(1.) These second appeals are connected with S. A. 1179 which was disposed of yesterday. The original plaintiff in these second appeals whose legal representative is now the appellant was the reversioner who sold the property to the plaintiff in the other suit. The suits out of which these second appeals arise are filed to recover mesne profits for faslis 1328 and 1329, The profits for these faslis were also intended to be transferred by the sale-deed in favour of the vendee in the other case. That is Ex. A in that second appeal. But the plaintiff in the other second appeal did not sue for these profits apparently on the ground that the transfer is void according to the decision in Seetamma V/s. Venkataramanayya [1913] 38 Mad. 308 and the vendor and the vendee seem to have agreed that the vendor himself should sue for these profits. Accordingly the actual reversioner brought these suits to recover the mesne profits. The District munsif decided against the plaintiff saying the plaintiff has not come into Court with clean hands. It would not be equitable to allow the plaintiffs to get at profits in this indirect fashion.
(2.) I do not understand these sentences. On appeal the Subordinate Judge held, relying on Venkatarama Iyer V/s. Ramaswami Iyer A. I. R. 1921 Mad. 56 that the transfer was valid and therefore the vendee under Ex. A ought to have sued for mesne profits and not the present plaintiff and accordingly dismissed these suits though he decreed the other suit. The plaintiff files these second appeals.
(3.) The decision in Seetamma V/s. Venkataramanayya [1913] 38 Mad. 308 has been followed in Muthu Hengsu V/s. Netravadhi Naikasavi [1920] 12 M. L. W. 44 in which the Judges also rely upon Defries V/s. Milne [1913] 1 Ch. 98 The same view was taken in Mohesh Lal V/s. Mchant Bavan Das [1883] 9 Cal. 961 and recently again by Greaves and Cuming, JJ., in Sukhamayee Biswas V/s. Manoranjan Choudhury A. I. R. 1926 Cal. 428. The Patna High Court also took the same view in Jai Narayana Pande V/s. Kishen Dutta Misra A. I. R. 1924 Patna. 551 The point did not arise in Venkataramier V/s.
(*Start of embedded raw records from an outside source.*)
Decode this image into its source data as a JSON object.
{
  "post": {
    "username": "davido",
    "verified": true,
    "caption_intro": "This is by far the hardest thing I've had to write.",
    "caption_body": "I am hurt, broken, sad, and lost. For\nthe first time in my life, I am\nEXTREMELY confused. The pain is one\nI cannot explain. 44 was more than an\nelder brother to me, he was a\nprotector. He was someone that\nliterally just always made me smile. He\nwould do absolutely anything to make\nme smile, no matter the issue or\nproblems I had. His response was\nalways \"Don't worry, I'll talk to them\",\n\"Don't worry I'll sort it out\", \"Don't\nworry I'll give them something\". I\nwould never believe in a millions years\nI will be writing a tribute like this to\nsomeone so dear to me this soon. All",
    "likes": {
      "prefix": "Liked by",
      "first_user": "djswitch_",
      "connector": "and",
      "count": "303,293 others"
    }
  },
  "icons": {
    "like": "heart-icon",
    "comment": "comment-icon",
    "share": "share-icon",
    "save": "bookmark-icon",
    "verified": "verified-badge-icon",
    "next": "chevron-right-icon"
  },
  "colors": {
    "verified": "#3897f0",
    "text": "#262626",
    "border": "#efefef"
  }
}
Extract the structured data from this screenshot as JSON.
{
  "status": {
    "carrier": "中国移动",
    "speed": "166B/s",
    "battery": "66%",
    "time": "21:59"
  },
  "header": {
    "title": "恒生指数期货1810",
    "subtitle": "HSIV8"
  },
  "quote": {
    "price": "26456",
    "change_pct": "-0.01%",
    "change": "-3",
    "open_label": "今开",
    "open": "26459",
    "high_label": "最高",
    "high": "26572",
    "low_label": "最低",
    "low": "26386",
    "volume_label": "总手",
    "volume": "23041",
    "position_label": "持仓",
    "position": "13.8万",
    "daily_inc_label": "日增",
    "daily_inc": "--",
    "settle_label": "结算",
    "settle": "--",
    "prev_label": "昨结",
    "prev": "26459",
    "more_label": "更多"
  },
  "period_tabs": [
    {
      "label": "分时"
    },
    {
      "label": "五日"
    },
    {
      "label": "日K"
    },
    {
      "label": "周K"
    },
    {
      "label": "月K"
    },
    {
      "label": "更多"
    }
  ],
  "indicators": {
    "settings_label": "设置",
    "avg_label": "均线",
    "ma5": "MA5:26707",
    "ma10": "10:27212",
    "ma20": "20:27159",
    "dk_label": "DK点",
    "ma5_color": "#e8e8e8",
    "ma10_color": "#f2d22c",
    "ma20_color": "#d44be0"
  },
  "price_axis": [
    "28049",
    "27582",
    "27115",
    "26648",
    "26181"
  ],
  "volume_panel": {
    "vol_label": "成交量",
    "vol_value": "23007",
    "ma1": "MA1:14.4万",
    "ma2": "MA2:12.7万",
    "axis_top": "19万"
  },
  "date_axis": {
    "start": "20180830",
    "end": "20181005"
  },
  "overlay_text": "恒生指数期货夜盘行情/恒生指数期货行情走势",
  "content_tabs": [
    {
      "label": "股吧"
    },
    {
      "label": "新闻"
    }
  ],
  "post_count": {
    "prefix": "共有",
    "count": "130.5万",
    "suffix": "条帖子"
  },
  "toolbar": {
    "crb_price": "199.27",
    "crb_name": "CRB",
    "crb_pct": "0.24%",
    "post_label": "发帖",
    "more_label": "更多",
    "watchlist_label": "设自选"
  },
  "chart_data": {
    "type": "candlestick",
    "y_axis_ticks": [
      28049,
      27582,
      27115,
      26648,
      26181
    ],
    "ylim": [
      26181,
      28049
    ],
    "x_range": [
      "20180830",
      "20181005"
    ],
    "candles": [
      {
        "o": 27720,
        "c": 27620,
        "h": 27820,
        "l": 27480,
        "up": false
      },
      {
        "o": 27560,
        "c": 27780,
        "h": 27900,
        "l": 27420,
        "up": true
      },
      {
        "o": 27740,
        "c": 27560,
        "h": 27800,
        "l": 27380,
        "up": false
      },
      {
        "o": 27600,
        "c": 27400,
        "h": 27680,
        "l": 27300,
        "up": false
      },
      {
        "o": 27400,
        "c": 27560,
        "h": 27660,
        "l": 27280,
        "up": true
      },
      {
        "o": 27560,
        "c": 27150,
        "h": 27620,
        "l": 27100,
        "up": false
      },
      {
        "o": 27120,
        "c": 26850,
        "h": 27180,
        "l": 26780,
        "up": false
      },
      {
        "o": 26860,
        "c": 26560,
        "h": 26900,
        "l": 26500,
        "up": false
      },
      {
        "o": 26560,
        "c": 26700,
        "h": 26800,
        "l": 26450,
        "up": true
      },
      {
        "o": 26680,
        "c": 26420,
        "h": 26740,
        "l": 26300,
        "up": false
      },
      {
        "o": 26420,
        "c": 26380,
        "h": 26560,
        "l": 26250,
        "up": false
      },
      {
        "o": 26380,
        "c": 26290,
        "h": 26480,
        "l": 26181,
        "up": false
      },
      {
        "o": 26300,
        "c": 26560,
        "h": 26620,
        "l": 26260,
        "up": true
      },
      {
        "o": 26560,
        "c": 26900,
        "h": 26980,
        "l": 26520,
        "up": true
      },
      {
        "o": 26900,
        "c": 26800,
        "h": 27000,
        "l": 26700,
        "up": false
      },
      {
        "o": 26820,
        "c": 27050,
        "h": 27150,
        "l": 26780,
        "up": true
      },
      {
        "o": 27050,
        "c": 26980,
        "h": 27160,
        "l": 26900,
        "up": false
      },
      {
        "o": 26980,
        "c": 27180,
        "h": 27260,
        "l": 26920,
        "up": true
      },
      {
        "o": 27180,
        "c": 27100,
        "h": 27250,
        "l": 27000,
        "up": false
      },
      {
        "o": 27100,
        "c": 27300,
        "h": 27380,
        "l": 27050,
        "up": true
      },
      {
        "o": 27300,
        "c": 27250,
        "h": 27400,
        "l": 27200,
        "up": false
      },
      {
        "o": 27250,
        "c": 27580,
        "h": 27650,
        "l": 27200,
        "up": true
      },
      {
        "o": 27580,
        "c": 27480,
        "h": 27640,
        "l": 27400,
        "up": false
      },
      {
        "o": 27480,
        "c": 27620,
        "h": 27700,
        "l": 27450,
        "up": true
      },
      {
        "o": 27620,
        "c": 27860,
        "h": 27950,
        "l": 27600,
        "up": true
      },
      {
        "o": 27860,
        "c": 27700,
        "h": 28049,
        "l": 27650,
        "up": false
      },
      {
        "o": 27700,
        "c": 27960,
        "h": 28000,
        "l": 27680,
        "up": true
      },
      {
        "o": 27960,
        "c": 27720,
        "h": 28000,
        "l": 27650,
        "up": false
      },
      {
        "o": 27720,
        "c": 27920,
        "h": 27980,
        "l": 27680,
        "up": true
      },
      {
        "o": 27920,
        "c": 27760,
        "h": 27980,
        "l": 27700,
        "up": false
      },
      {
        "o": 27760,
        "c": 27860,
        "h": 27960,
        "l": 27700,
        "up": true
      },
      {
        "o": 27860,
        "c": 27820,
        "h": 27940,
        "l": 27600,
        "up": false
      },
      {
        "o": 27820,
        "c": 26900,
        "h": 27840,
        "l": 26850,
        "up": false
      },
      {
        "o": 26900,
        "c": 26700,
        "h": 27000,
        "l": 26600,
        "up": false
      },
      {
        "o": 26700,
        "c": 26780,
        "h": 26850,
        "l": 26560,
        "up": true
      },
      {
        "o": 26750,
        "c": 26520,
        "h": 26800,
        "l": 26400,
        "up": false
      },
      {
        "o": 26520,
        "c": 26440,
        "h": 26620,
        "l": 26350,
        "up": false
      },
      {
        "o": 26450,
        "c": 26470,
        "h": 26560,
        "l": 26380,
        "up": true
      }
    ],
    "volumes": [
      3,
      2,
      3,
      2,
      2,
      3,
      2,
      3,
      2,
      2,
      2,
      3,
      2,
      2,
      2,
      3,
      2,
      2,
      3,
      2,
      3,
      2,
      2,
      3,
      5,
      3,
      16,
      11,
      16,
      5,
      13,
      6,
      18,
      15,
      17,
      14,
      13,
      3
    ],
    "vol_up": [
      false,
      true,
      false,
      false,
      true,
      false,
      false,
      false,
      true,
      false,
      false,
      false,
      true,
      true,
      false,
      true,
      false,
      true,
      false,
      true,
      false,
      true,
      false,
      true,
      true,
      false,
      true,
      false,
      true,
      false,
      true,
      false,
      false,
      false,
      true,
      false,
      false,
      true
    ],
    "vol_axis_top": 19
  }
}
Ramaswami Iyer A. I. R. 1921 Mad. 56 where what was transferred was a decree in regard to past mesne profits. But though this question did not arise there, both the learned Judges made a passing reference to it. Sadasiva Aiyar, J., said that these decisions are the result of an unnecessarily close adherence to the development of law of torts in English Courts. Seshagiri Iyer, J., says that when he decided the case in Muthu Hengsu V/s. Netravadhi Naikasavi [1920] 12 M. L. W. 44 the fact that the sale-deed covered the right to mesne profits was not brought to his notice at the time of the hearing and then he said: if the decision to which I was a party is to be understood as laying down that even in cases of actual transfer of mesne profits as subsidiary to the enjoyment of the property, the right cannot be enforced, I am not prepared to stand by it.